As shown in Table S7, we also test the performance value of the VEW method on different datasets when \(\alpha \) takes different values, which proves the rationality of our \(\alpha \) value. Because the variance filter is simple and efficient, we first use it to filter out redundant genes and use the ERT in the second phase of VEW, which can further narrow the scope of gene screening, increase the randomness of the screening process, and avoid falling into local optimization. The results of the basic WOA in the third stage also show that our idea can significantly improve the overall algorithm performance. We believe that the addition of the three-stage hybrid algorithm of the ERT is the key reason for the performance improvement. The ERT increases the randomness of the overall algorithm and further sorts and filters the gene subset, which also increases the screening accuracy of the whale optimization algorithm.

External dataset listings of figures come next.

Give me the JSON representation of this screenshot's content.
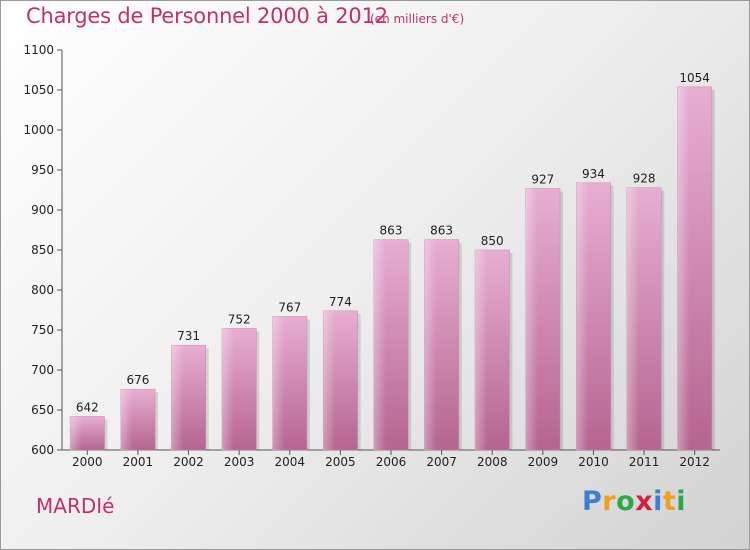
{
  "title": "Charges de Personnel 2000 à 2012",
  "subtitle": "(en milliers d'€)",
  "commune": "MARDIé",
  "logo": {
    "letters": [
      "P",
      "r",
      "o",
      "x",
      "i",
      "t",
      "i"
    ],
    "colors": [
      "#3a7fd0",
      "#f0a020",
      "#2ea84a",
      "#d02040",
      "#3a7fd0",
      "#f0a020",
      "#2ea84a"
    ]
  },
  "colors": {
    "bar": "#d98fbf",
    "bar_light": "#e8aed2",
    "bar_dark": "#b5658f",
    "title": "#c0306a"
  },
  "chart_data": {
    "type": "bar",
    "categories": [
      "2000",
      "2001",
      "2002",
      "2003",
      "2004",
      "2005",
      "2006",
      "2007",
      "2008",
      "2009",
      "2010",
      "2011",
      "2012"
    ],
    "values": [
      642,
      676,
      731,
      752,
      767,
      774,
      863,
      863,
      850,
      927,
      934,
      928,
      1054
    ],
    "data_labels": [
      "642",
      "676",
      "731",
      "752",
      "767",
      "774",
      "863",
      "863",
      "850",
      "927",
      "934",
      "928",
      "1054"
    ],
    "title": "Charges de Personnel 2000 à 2012",
    "subtitle": "(en milliers d'€)",
    "ylim": [
      600,
      1100
    ],
    "yticks": [
      600,
      650,
      700,
      750,
      800,
      850,
      900,
      950,
      1000,
      1050,
      1100
    ],
    "ytick_labels": [
      "600",
      "650",
      "700",
      "750",
      "800",
      "850",
      "900",
      "950",
      "1000",
      "1050",
      "1100"
    ],
    "grid": false,
    "legend": "none"
  }
}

However, the methods proposed in this paper also have many limitations. For example, the basic WOA has the disadvantages of low accuracy, slow convergence speed, and easy trapping in local optima. In addition, the filtering method in the first stage needs to select the better one to improve the performance of the overall algorithm. In future research, we can further select better filter and wrapper methods and combine them with ERT to form a new three-stage hybrid algorithm to improve the performance of the overall algorithm.